Heart of Darkness, Joseph Conrad
Sherlock Holmes stories, Conan Doyle - much better, to my mind, than the full-length SH novels
Chekhov - it's a long time since I read some of his collected short stories but I really enjoyed them at the time
Metamorphosis, Frank Kafka
Diary of a Nobody is quite short. I've read it many times and nowadays often just pick it up and dip in a random. It never, ever palls for me. One of the funniest books ever written but so well observed too.
Most Evelyn Waugh novels, the early ones anyway, are quite short and all the better for that. Brideshead is my least favourite of his books, not least because I think it's too long. Decline and Fall is either his first or second novel and very short, as I recall. He also wrote some excellent short stories. I have a collection I probably bought in the 80s. Don't know what's available now, but the one that sticks in my head are Mr Loveday's Little Outing. I suspect Waugh is a Marmite author but I love his books.
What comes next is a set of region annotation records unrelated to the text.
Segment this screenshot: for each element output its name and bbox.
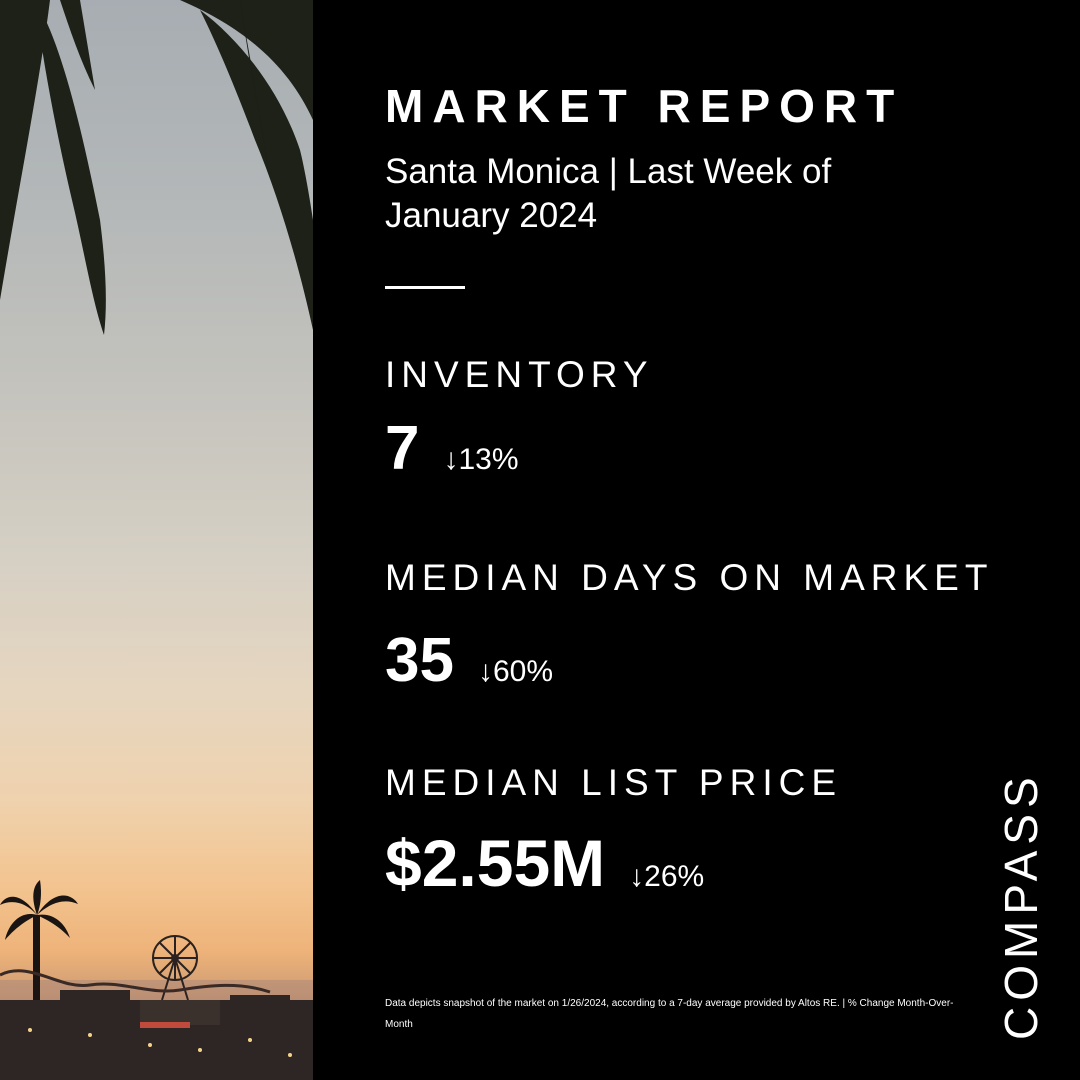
- palm-fronds-top-right: [180, 0, 313, 330]
- inventory-label: INVENTORY: [385, 354, 654, 395]
- days-on-market-change: ↓60%: [477, 655, 554, 688]
- inventory-change: ↓13%: [443, 443, 519, 476]
- pier-sign: [140, 1022, 190, 1028]
- inventory-value: 7: [385, 414, 420, 483]
- pier-buildings: [0, 990, 313, 1080]
- title-divider: [385, 286, 465, 289]
- list-price-metric: $2.55M ↓26%: [385, 830, 704, 896]
- data-footnote: Data depicts snapshot of the market on 1…: [385, 998, 954, 1030]
- days-on-market-value: 35: [385, 626, 454, 695]
- days-on-market-metric: 35 ↓60%: [385, 630, 553, 692]
- days-on-market-label: MEDIAN DAYS ON MARKET: [385, 557, 994, 598]
- list-price-label: MEDIAN LIST PRICE: [385, 762, 843, 803]
- palm-tree-bottom: [0, 880, 78, 1080]
- compass-logo: COMPASS: [995, 771, 1047, 1040]
- photo-illustration: [0, 0, 313, 1080]
- list-price-value: $2.55M: [385, 826, 606, 900]
- report-title: MARKET REPORT: [385, 80, 904, 132]
- report-panel: MARKET REPORT Santa Monica | Last Week o…: [313, 0, 1080, 1080]
- santa-monica-pier-photo: [0, 0, 313, 1080]
- report-subtitle: Santa Monica | Last Week of January 2024: [385, 152, 832, 235]
- ferris-wheel: [152, 935, 198, 1001]
- coaster-track: [0, 969, 271, 994]
- list-price-change: ↓26%: [629, 860, 705, 893]
- pier-lights: [28, 1028, 292, 1057]
- palm-fronds-top-left: [0, 0, 106, 335]
- inventory-metric: 7 ↓13%: [385, 418, 519, 480]
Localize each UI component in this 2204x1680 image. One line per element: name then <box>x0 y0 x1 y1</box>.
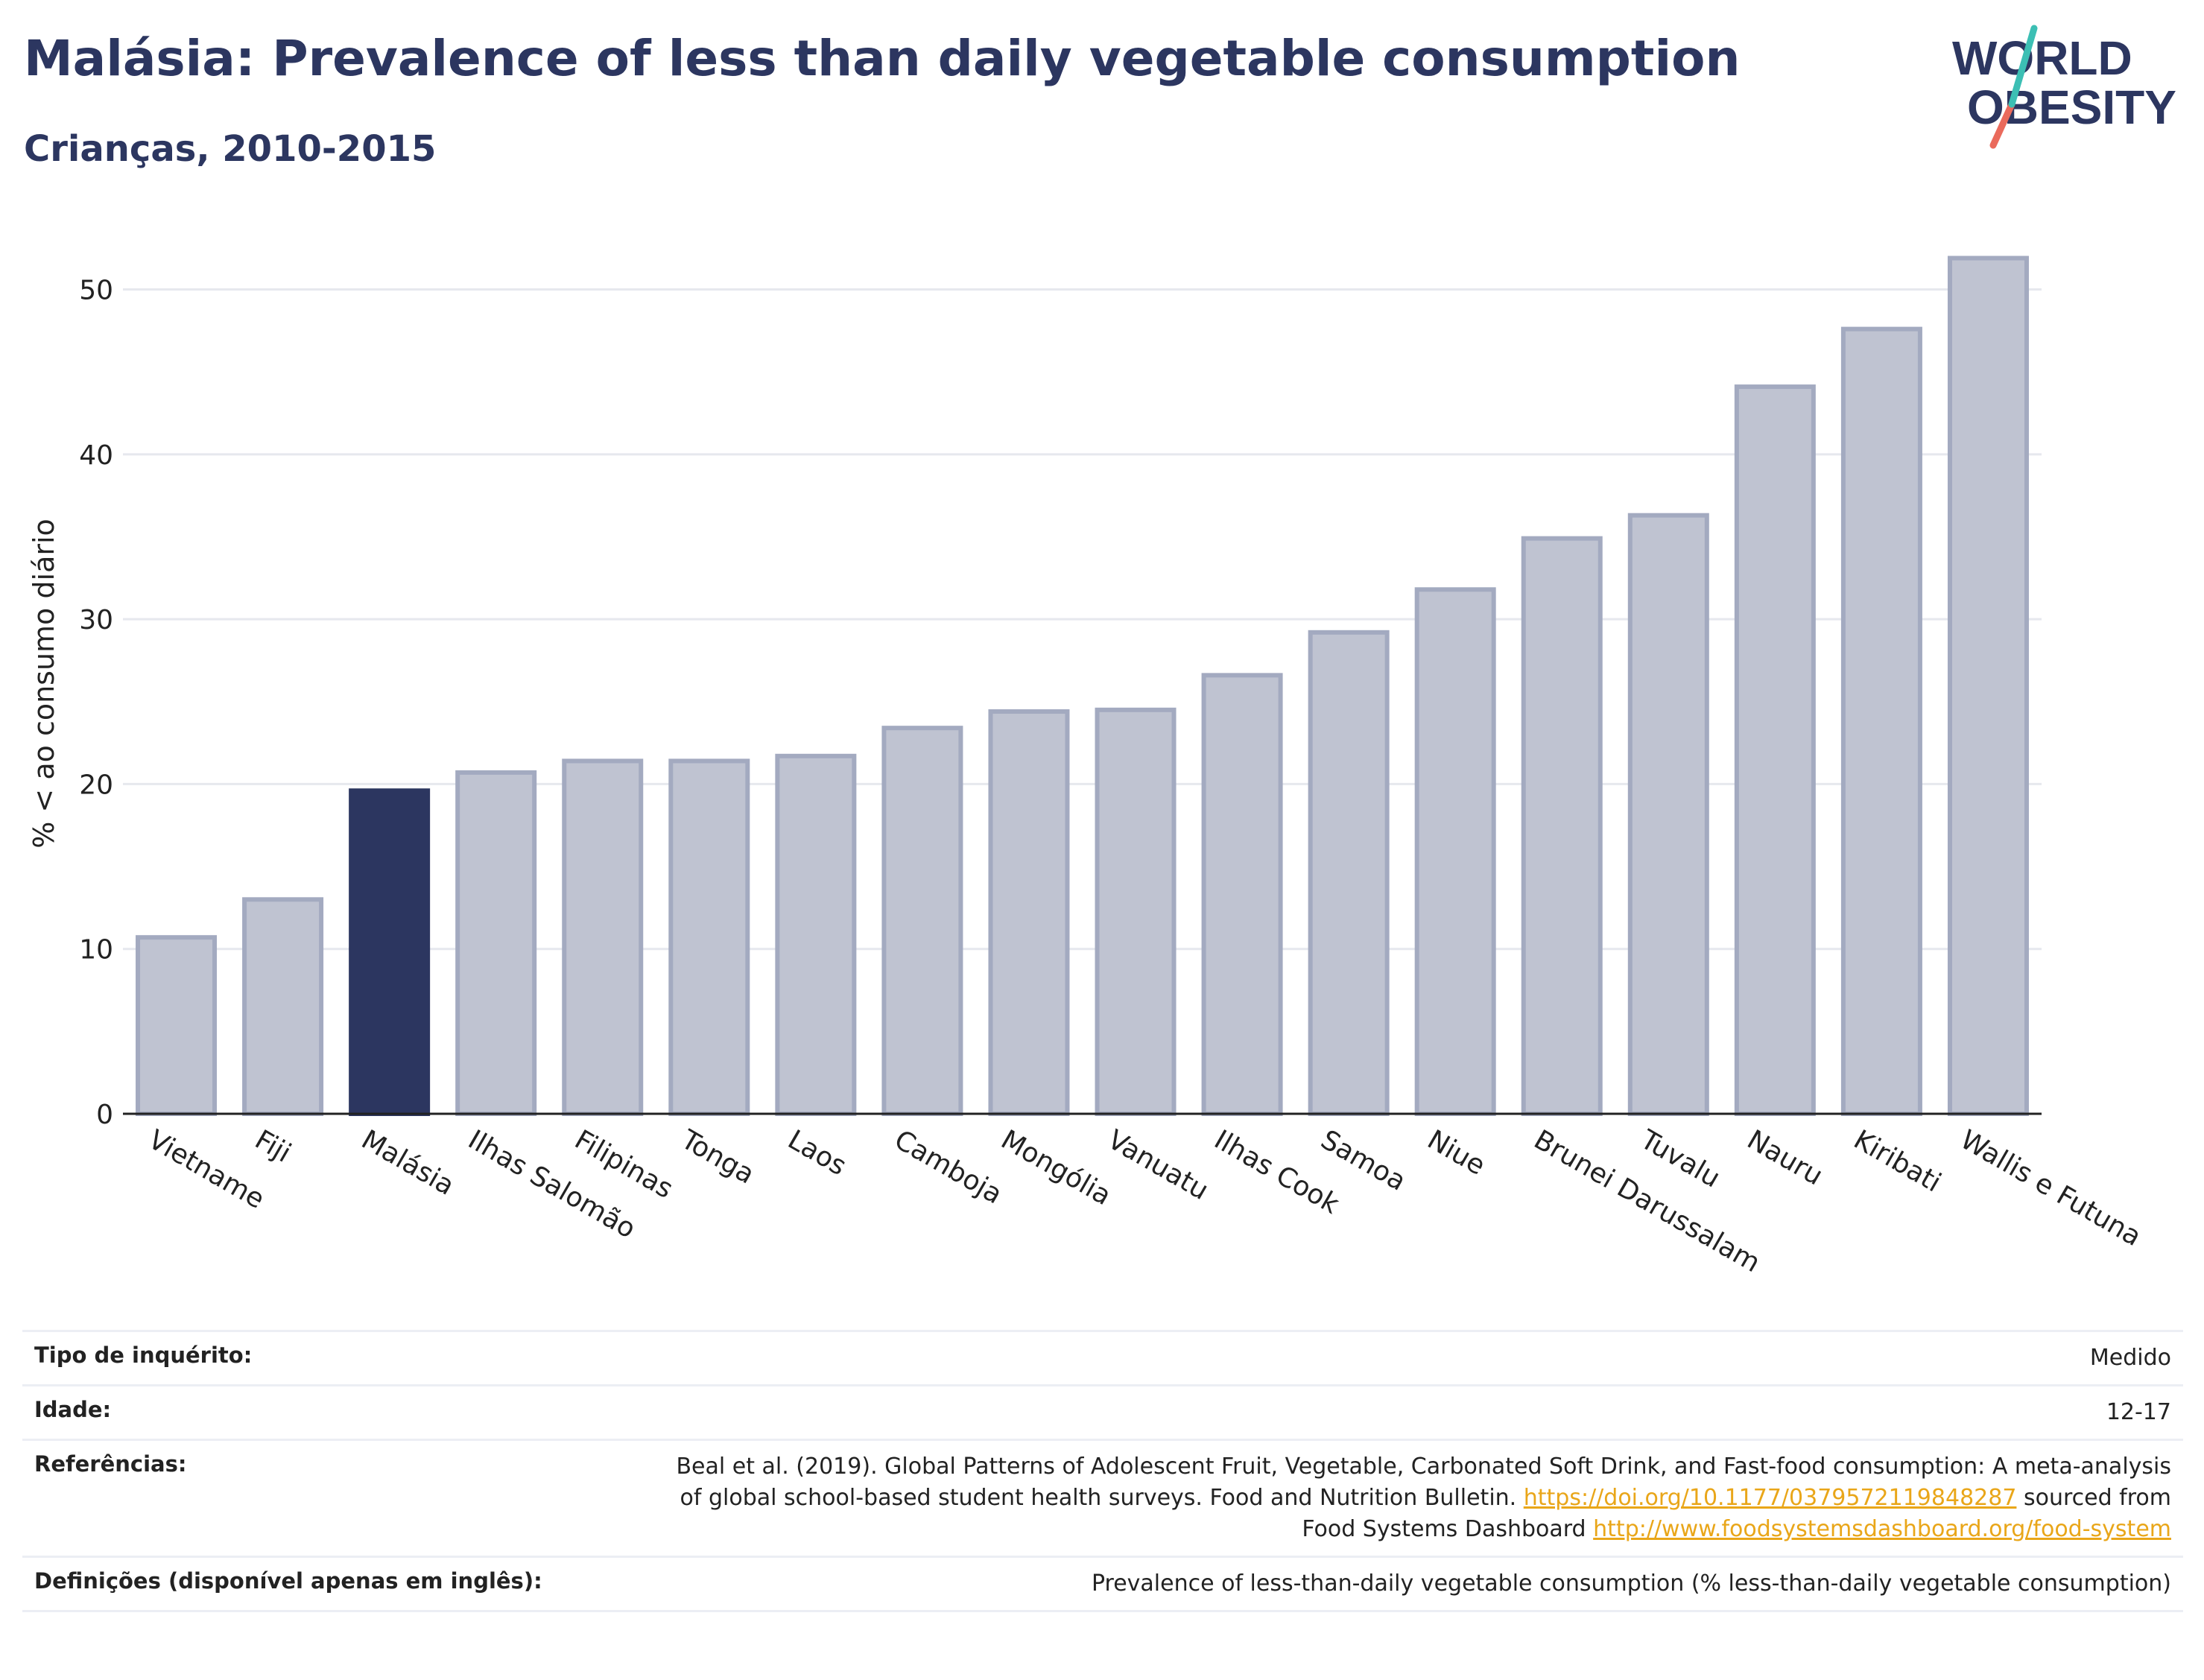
y-tick-label: 0 <box>96 1100 113 1130</box>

A Dance to the Music of Time is a sequence of 12 novels published 1951 - 1975 by Waugh's friend and contemporary Anthony Powell, whose early books are all nice and short, by the way, and also worth reading if you like early/mid 20th century fiction, as I do. However, I mainly want to recommend Dance as it's one of my favourite works of fiction of all time. You can read each book as a stand alone work, but you should read them in order, as the character development across the whole sequence is absolutely masterly. It might just scrape in here as none of the books are particularly long.